At two miles with the contact still at constant bearing and diminishing range, the Handler started to break down the chocks and chains restraining the fighters on the flight deck, loading the fighters and support aircraft on the waist catapults. At one mile the squadron CO had been taxied out of his parking spot on cat 1, starboard side on the bow. Once clear of the jets on either side, the yellow-shirted flight deck director signaled him with crossed light wands, “Hold brakes,” and then “Spread wings,” followed by “Hook down.” The CO pulled the parking brake out with his left hand while simultaneously spreading the wings with his right before throwing the hook handle down, selecting AIM-9 on the stick-mounted Weapons Select Switch and MSL Cool on the starboard vertical console. The fuselage trembled slightly as the wingfold motors spread the wings to the down position, while the raspy growl of the uncooled Sidewinder faded to a sibilant hiss as coolant flowed around the seeker element. Troubleshooters swarmed under his jet to verify the hook point and retract function on his tailhook, while red-shirted ordnancemen verified the status of his now accessible wingtip Sidewinder missiles. All good, “Hook up,” followed by “Fold wings” and “Come forward.” The CO eased the parking brake off and crept the throttles up to taxi power. On cat 3, the Hummer rattled down the track and into the night sky.

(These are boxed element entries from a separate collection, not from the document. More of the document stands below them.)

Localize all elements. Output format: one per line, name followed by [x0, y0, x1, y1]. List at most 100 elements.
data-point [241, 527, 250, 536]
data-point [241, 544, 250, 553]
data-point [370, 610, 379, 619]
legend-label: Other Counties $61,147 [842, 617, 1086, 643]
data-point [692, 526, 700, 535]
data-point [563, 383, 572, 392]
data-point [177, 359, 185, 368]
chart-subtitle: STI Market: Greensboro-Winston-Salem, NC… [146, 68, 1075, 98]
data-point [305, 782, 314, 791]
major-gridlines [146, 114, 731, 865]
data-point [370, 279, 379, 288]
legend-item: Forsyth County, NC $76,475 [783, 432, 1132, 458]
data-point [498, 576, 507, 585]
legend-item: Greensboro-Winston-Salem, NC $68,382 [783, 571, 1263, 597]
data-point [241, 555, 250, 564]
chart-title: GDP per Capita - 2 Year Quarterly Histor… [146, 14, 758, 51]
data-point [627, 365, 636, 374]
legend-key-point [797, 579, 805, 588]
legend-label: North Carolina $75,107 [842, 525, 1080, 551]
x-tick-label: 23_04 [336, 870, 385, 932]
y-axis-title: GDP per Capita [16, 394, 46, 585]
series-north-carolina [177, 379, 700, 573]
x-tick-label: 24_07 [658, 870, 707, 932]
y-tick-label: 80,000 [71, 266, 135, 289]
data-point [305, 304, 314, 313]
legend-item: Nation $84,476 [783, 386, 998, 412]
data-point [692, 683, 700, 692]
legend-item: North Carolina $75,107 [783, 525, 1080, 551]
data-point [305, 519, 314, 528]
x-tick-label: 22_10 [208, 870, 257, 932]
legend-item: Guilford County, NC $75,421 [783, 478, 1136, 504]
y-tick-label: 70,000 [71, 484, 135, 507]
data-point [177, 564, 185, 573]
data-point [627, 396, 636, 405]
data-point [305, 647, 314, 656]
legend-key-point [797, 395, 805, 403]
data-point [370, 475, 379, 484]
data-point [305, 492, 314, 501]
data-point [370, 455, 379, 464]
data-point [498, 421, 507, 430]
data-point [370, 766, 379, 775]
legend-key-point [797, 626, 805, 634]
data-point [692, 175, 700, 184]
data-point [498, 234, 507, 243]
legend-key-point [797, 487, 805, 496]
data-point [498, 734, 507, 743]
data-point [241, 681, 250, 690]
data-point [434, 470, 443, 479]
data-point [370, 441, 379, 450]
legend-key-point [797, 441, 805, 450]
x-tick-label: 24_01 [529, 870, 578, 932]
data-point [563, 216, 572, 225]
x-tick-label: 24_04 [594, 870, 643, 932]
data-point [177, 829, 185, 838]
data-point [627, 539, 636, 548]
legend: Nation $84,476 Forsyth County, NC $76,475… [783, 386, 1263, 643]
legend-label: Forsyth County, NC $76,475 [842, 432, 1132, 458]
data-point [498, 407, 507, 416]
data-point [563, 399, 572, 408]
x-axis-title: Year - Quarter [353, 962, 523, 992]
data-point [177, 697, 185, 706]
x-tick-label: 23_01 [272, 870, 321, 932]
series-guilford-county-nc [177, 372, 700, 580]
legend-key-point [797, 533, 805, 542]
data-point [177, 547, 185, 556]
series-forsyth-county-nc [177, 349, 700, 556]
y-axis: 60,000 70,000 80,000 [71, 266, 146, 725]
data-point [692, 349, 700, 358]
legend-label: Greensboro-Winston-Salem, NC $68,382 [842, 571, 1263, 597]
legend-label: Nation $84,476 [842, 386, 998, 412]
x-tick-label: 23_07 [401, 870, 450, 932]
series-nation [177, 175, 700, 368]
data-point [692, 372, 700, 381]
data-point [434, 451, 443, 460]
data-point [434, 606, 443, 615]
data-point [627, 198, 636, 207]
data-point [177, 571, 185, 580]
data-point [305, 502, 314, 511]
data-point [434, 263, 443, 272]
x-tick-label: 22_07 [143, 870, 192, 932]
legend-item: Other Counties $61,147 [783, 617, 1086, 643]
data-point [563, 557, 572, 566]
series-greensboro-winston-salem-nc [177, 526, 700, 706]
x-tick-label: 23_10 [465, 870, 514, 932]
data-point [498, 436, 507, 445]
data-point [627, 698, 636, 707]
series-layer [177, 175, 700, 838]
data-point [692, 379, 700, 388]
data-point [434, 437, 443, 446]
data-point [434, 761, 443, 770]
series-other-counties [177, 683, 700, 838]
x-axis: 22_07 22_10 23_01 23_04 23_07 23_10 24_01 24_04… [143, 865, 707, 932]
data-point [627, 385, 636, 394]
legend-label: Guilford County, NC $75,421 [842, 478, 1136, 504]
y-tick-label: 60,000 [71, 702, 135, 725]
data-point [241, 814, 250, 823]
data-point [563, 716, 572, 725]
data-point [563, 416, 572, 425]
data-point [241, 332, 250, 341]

“Boats, five short blasts,” the OOD had cried, his voice trembling as the dhow neared a mile, right forward on the bow, almost under the shelf of the bow catapults, almost out of sight. Once out of sight he would not be able to tell which side of the ship the dhow was maneuvering towards, if in fact it was maneuvering. At that point it would all be in God’s hands.

“Bosun’s mate, aye-aye,” replied the BMOW and the sound of the ship’s signal whistle sounding its hoarse cry of emergency and distress brought the ship’s Captain now fully out of his chair, shouting “Officer of the Deck! We need to maneuver the ship!” followed rapidly, too rapidly by, “Aye, Captain - CONN, left full rudder!”

“CONN, aye - Helm, left full rudder!”

“Helm, left full rudder aye!” and spinning of the ship’s great wheel to the left before being countermanded by the Captain himself, “Belay that! Ease your rudder to left ten! Officer of the Deck, what’s the ship’s speed?”

“Ease my rudder to left ten, aye!”

“Twenty knots Captains, winds were light for launch,” the OOD replied, quailing under his CO’s fierce and red-eyed glare: Above 15 knots, use of full rudder was restricted due to heel, but they were in extremis even if aircraft were taxiing and launching. Even as the Helmsman eased his rudder back to ten degrees left the ship dug into the turn, heeling well to starboard, the physics of mass and momentum at war with the two great rudders biting into the frothing sea. In Flight Deck Control the Handler cursed before screaming into the 5MC flight deck announcing system, “Head’s up on the flight deck, turning port, heel to starboard!”

On the bow cat the squadron CO’s heart leapt suddenly into his throat as he felt the ship heel over, port side rising into the air before him as the starboard fell away behind him. He swore violently into his oxygen mask as the throttle setting for taxi power became suddenly insufficient to move forward against the sloping deck - she slowed, she stopped, she started rolling backwards, back towards the parking spot, back towards the deck edge, back towards the invisible, waiting sea.

“Bosun’s Mate of the Watch, sound the collision alarm!” cried the Captain.